Sur ma feuille de calcul, j'aimerais que les nombres négatifs soient inscrits en rouge. Autrement dit, si certaines conditions sont remplies, je voudrais que certains traitements soient effectués. Le logiciel met à ma disposition une fonction linéaire de type « =SI(Condition ; Valeur1 ; (sinon) Valeur2) ». Il s'agit bien là d'une approche fonctionnelle et non impérative de l'alternative qui renvoie une valeur et ne fait pas exécuter d'actions. Ceci demeure donc de type linéaire et ne permet pas de faire émerger, sans explicitation particulière, le caractère « dimension 2 » caractéristique de l'alternative.

Des logiciels comme le tableur ou le gestionnaire de bases de données requièrent l'utilisation d'une syntaxe spécifique (ce qui est également un élément de programmation) pour approcher l'alternative. Si la cellule « Bl9 » est supérieure à zéro, alors j'écris « solde positif » dans la case de mon choix.
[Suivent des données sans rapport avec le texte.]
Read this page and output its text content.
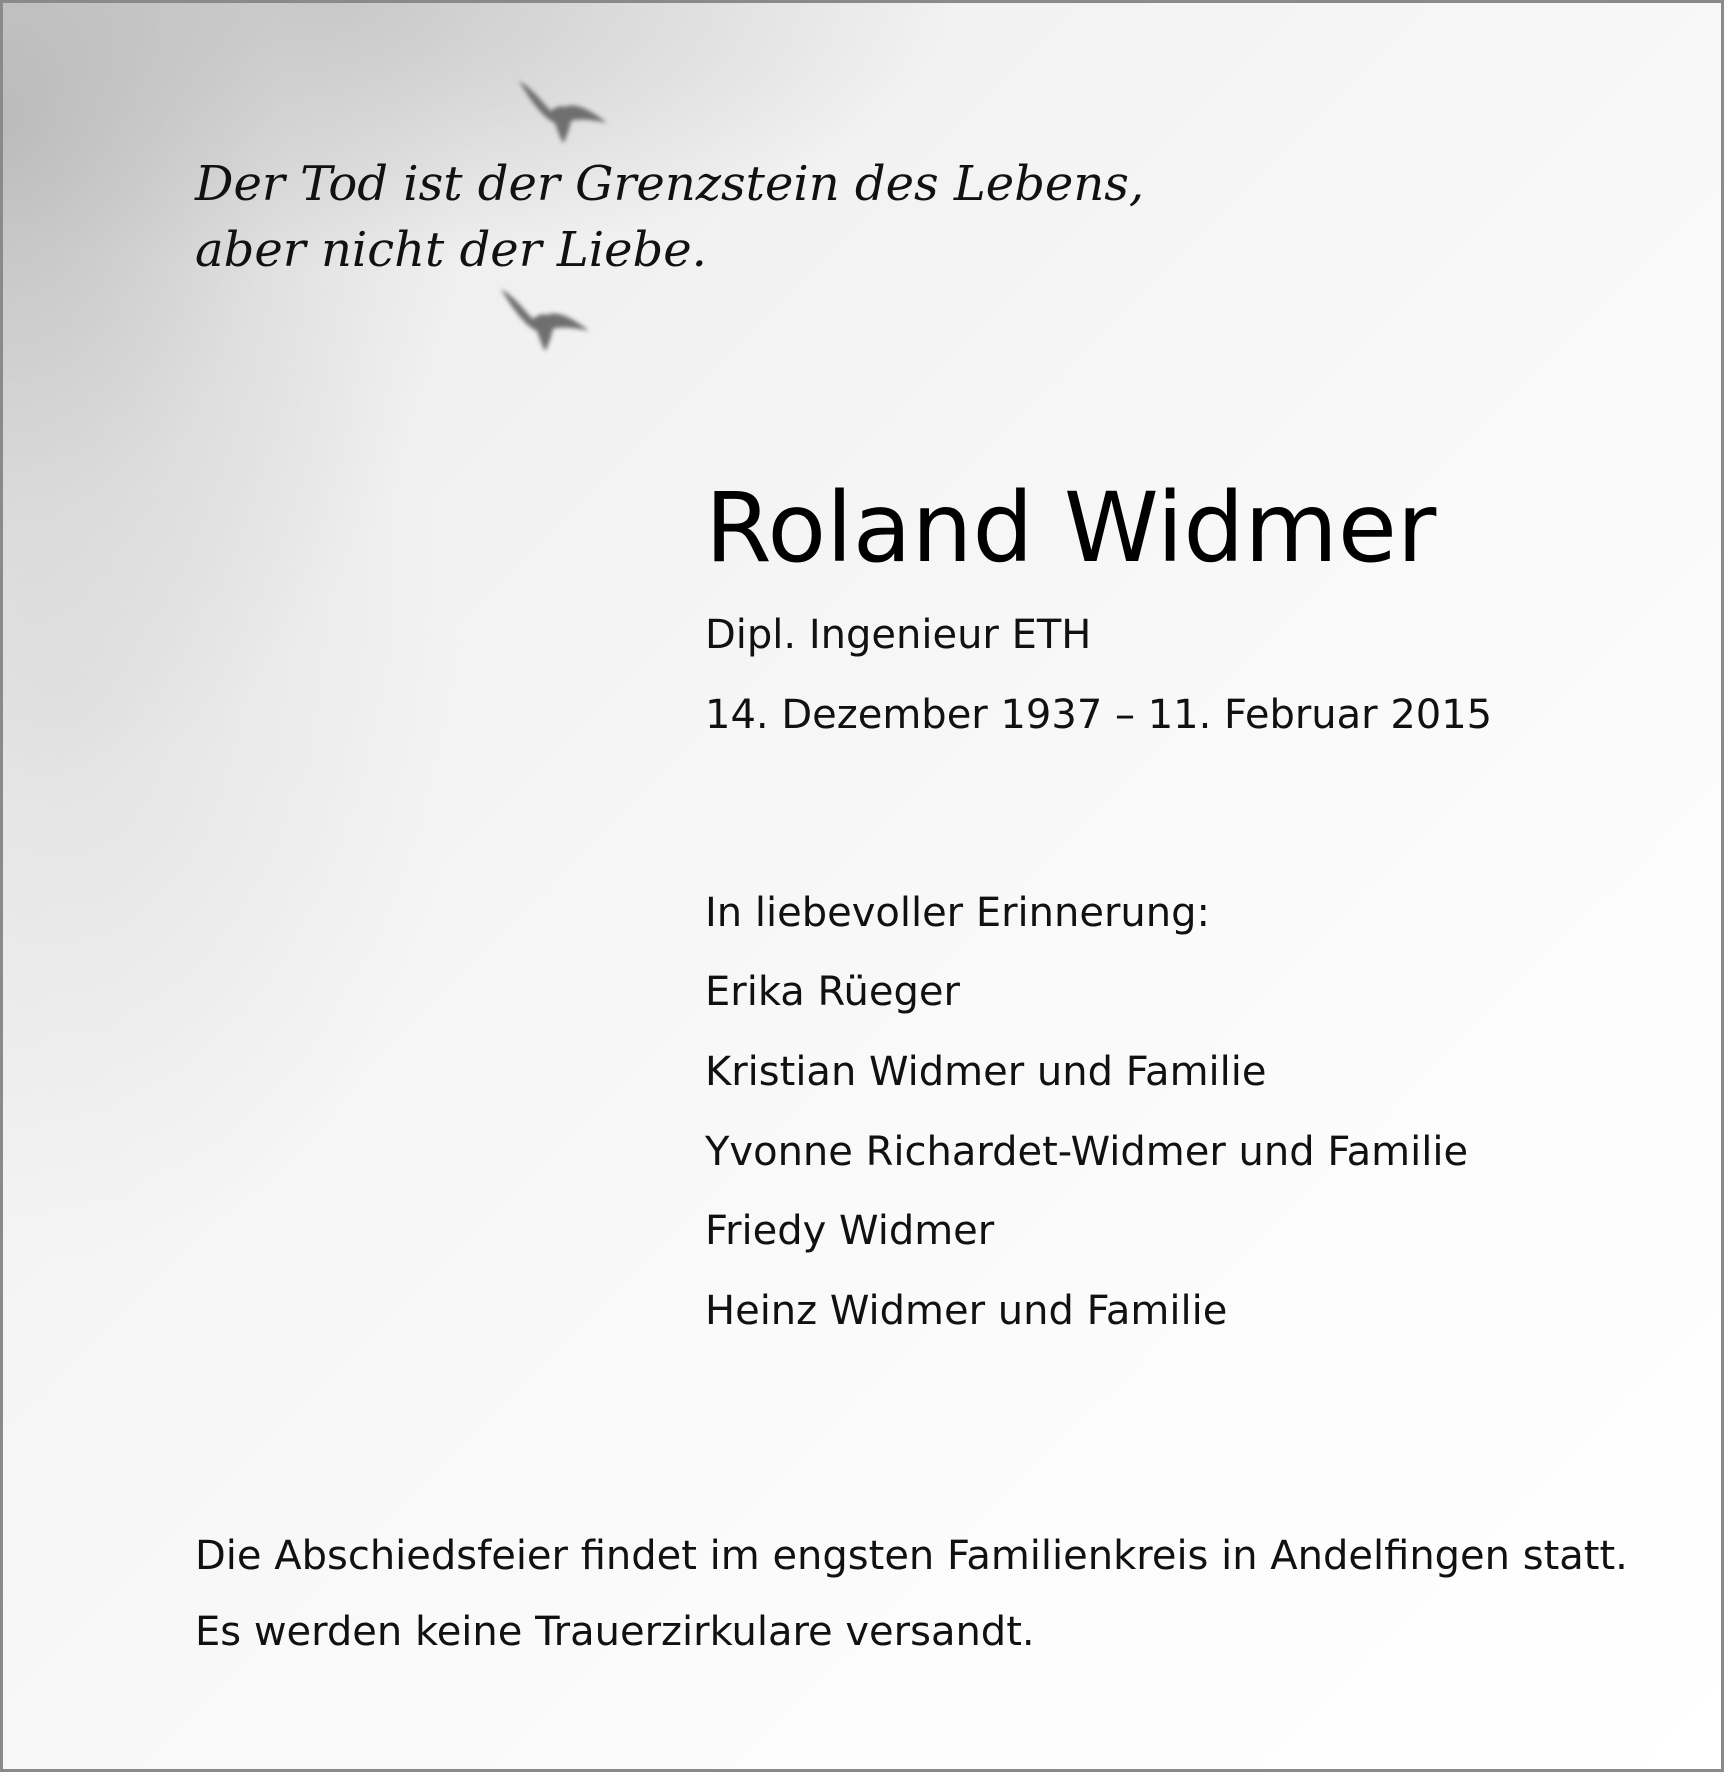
Der Tod ist der Grenzstein des Lebens,
aber nicht der Liebe.

Roland Widmer
Dipl. Ingenieur ETH
14. Dezember 1937 – 11. Februar 2015
In liebevoller Erinnerung:
Erika Rüeger
Kristian Widmer und Familie
Yvonne Richardet-Widmer und Familie
Friedy Widmer
Heinz Widmer und Familie
Die Abschiedsfeier findet im engsten Familienkreis in Andelfingen statt.
Es werden keine Trauerzirkulare versandt.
Si le contenu du champ « Code postal » commence par « 19 », alors il faut afficher les contenus des champs « nom » et « prénom » de l'enregistrement correspondant.

Questions sur la programmation du logiciel

On pourra tenter de repérer des instructions de type « alternative » se dissimulant dans certains programmes afin de tenter d'expliciter les conditions et les actions qui leur sont liées. On s'interrogera, par exemple, sur la présence à l'écran d'un message du type « fichier verrouillé, ne pourra pas être modifié » ou sur la causalité d'apparition d'un message d'erreur dans la cellule d'un tableau. Ces exercices permettront de mettre en évidence l'existence et le fonctionnement de nombreuses structures alternatives sous-jacentes aux programmes informatiques.

Conclusion

L'utilisation de telles structures permet essentiellement d'expliciter sous quelle forme doivent se présenter les conditions, d'introduire les expressions booléennes, de réfléchir à ce que le logiciel peut exécuter de manière conditionnelle, bref de développer une réflexion approfondie sur la notion de fonctions conditionnelles mais pas vraiment sur l'alternative.

L'itération

Du point de vue de l'utilisateur du logiciel

La répétition indicée est souvent liée aux tableaux dans la programmation classique. On la trouve donc de manière claire dans les feuilles de calcul. On peut, en effet, itérer une formule de calcul sur le nombre de cases choisi. Les dernières versions d'Excel permettent notamment « d'étendre » une série sur le nombre de cellules désiré. Lorsque l'on sélectionne une « zone » sur laquelle on applique un format, on ne fait rien d'autre, intrinsèquement, que répéter l'application de ce format le nombre de fois nécessaire à couvrir la zone. Dans une base de données, on peut rechercher l'existence d'un nom parmi les 354 fiches saisies. On répétera alors 354 fois l'action consistant à comparer le nom saisi avec le nom de la requête. Ce faisant, j'explique le fonctionnement interne du logiciel, je ne crée pas, personnellement, de répétition.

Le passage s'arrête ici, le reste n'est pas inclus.